Following the abolition of the Ryûkyû Kingdom, and annexation of its lands by Japan in the 1870s, the new government of Okinawa prefecture instituted a policy known as kyûkan onzon, or "the preservation of old customs." It was believed that abolishing the Kingdom's administrative structures and tax system overnight would be too difficult administratively, and would inspire anger and rebellion from many in the kingdom. To a large extent, this was likely true, especially in terms of retaining some degree of cooperation or at least acquiescence by the scholar-aristocracy.

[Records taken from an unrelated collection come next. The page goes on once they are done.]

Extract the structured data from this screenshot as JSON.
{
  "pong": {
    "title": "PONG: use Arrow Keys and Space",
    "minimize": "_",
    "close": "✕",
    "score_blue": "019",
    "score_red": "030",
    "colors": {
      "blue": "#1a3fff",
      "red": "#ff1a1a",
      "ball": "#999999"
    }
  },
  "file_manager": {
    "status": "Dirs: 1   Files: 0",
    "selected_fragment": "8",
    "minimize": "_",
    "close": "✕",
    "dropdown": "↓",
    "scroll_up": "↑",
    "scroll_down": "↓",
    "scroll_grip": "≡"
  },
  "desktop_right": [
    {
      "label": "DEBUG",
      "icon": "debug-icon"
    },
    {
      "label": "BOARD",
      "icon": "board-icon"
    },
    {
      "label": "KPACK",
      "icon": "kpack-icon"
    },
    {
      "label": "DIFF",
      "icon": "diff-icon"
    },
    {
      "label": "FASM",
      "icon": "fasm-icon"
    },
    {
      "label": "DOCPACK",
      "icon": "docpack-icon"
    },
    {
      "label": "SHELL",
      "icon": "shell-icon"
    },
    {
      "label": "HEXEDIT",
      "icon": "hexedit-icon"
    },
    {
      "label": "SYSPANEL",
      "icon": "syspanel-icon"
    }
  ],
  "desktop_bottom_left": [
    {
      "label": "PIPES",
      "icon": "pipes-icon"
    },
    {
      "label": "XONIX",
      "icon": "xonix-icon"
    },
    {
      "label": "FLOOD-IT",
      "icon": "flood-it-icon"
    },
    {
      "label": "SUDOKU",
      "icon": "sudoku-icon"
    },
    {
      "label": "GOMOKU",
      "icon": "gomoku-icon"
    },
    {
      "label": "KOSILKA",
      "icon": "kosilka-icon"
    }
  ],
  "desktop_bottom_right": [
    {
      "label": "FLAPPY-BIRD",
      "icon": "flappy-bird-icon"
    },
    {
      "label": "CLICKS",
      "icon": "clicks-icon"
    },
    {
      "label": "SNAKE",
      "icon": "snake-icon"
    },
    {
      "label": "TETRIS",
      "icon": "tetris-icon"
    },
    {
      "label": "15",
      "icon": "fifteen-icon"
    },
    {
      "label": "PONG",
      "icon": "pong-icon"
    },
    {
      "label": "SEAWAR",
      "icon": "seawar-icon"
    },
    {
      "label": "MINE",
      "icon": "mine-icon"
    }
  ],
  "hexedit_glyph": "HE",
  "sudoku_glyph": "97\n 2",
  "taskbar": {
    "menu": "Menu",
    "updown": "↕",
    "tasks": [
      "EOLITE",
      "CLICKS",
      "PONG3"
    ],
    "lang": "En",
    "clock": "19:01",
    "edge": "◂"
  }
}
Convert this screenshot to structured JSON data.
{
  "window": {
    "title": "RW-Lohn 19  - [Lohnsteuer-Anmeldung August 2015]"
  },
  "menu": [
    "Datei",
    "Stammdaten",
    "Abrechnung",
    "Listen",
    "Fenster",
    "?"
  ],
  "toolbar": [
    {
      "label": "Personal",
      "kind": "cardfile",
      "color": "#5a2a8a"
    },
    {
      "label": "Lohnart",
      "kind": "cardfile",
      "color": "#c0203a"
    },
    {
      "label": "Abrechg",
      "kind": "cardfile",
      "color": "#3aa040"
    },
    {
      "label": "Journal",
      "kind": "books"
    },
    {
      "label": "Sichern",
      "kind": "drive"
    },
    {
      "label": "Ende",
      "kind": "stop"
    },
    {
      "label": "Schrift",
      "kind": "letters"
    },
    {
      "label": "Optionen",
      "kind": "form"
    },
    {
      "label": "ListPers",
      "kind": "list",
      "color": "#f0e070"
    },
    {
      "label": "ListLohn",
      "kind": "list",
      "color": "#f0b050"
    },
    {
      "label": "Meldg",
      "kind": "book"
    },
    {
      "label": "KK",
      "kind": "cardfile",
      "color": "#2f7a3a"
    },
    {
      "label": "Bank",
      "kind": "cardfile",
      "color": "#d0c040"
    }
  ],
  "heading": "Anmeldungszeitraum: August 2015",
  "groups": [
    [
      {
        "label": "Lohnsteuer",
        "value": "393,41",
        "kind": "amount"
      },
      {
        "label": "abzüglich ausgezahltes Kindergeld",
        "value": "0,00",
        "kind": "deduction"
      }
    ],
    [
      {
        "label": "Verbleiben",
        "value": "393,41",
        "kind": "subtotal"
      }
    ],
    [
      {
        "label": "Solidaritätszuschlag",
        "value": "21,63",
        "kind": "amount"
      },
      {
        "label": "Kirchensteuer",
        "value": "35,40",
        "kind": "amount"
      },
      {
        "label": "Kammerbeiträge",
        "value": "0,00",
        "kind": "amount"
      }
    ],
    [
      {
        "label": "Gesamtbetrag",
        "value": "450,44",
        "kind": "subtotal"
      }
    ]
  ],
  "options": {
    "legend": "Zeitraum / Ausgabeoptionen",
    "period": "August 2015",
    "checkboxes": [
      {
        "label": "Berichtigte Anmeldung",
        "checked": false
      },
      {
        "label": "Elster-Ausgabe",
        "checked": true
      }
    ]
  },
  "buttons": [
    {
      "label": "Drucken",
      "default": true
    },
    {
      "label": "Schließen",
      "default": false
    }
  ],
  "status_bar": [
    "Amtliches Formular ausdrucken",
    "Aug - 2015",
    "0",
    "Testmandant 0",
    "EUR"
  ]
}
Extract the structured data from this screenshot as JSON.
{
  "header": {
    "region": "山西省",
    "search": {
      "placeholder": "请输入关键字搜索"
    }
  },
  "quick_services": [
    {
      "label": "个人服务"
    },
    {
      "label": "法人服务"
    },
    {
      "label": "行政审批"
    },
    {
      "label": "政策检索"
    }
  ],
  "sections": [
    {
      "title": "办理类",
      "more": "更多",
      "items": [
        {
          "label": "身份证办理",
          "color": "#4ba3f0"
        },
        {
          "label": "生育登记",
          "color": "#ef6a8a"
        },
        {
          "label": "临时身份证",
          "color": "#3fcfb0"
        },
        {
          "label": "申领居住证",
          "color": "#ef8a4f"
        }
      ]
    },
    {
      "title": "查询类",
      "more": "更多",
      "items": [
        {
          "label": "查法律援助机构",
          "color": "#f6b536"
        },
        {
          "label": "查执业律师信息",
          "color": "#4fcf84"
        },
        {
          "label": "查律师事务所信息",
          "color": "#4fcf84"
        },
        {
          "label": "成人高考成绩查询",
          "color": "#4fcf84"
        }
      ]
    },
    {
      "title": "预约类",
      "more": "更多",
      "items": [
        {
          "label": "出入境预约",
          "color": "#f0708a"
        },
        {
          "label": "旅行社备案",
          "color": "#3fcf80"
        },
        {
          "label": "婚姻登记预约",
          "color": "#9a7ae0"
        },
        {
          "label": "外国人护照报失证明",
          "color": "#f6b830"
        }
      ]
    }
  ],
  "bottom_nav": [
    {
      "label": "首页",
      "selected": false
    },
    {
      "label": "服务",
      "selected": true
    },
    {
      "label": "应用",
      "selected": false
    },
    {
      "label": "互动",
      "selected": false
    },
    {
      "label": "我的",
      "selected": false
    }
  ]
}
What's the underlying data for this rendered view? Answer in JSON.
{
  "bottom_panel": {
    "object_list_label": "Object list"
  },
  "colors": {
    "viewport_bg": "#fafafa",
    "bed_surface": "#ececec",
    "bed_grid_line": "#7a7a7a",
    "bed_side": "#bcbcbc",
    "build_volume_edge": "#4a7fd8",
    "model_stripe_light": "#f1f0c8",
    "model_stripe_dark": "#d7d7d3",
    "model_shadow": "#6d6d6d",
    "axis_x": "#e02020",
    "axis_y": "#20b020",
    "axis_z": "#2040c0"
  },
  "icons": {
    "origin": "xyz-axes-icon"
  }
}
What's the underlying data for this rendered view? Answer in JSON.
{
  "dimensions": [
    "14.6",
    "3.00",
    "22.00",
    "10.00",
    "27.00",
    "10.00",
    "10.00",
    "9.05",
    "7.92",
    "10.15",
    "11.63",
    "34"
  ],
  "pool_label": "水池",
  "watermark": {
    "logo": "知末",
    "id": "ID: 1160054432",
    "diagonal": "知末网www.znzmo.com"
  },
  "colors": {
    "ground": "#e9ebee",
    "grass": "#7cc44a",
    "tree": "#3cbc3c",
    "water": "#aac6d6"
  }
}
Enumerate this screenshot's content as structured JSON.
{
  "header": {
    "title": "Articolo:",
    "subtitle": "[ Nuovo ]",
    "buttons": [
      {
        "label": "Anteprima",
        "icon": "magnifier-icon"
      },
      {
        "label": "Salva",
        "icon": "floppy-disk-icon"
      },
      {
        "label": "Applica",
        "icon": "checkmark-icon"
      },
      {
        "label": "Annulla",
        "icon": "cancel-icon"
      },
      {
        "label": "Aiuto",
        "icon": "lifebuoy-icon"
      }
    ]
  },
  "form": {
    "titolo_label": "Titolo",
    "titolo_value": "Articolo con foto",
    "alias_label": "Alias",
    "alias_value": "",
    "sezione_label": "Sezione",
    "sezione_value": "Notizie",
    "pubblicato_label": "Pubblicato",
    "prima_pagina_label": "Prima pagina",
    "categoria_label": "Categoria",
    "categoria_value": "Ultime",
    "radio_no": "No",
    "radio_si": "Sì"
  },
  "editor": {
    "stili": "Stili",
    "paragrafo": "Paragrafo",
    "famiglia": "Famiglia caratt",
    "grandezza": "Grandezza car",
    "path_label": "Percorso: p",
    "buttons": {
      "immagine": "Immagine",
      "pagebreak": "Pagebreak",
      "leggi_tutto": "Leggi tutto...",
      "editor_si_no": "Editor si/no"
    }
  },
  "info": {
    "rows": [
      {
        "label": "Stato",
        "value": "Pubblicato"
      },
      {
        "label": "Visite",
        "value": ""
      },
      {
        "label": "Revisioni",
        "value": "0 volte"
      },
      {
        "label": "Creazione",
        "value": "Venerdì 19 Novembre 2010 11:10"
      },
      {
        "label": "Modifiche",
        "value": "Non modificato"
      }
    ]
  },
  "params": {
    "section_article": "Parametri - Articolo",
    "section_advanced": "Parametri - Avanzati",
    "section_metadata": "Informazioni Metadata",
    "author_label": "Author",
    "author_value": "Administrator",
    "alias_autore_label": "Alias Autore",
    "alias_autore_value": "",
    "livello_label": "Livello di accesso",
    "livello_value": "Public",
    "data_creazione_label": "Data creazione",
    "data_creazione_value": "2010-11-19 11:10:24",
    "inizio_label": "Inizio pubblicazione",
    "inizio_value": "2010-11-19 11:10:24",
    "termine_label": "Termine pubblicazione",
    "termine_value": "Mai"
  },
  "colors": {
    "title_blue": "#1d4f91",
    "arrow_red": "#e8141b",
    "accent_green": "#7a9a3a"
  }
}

However, the Miyako Islanders felt that the poll tax, and other obligatory payments imposed on them by the Kingdom for centuries, were oppressive and needed to be abolished. Thus, in 1893 to 1895, they organized a series of protests, which eventually even included sending protestors to speak before the Imperial Diet in Tokyo. A folk song called Jintôzei haishi no kuichaa ("Song for the Abolition of the Poll Tax") was also written and performed by the protestors.

References

  • Mire Koikari, “Rethinking Okinawa and Okinawan Studies: Three Perspectives. 40 Years since Reversion: Negotiating the Okinawan Difference in Japan Today," The Journal of Asian Studies 76:3 (August 2017): 798.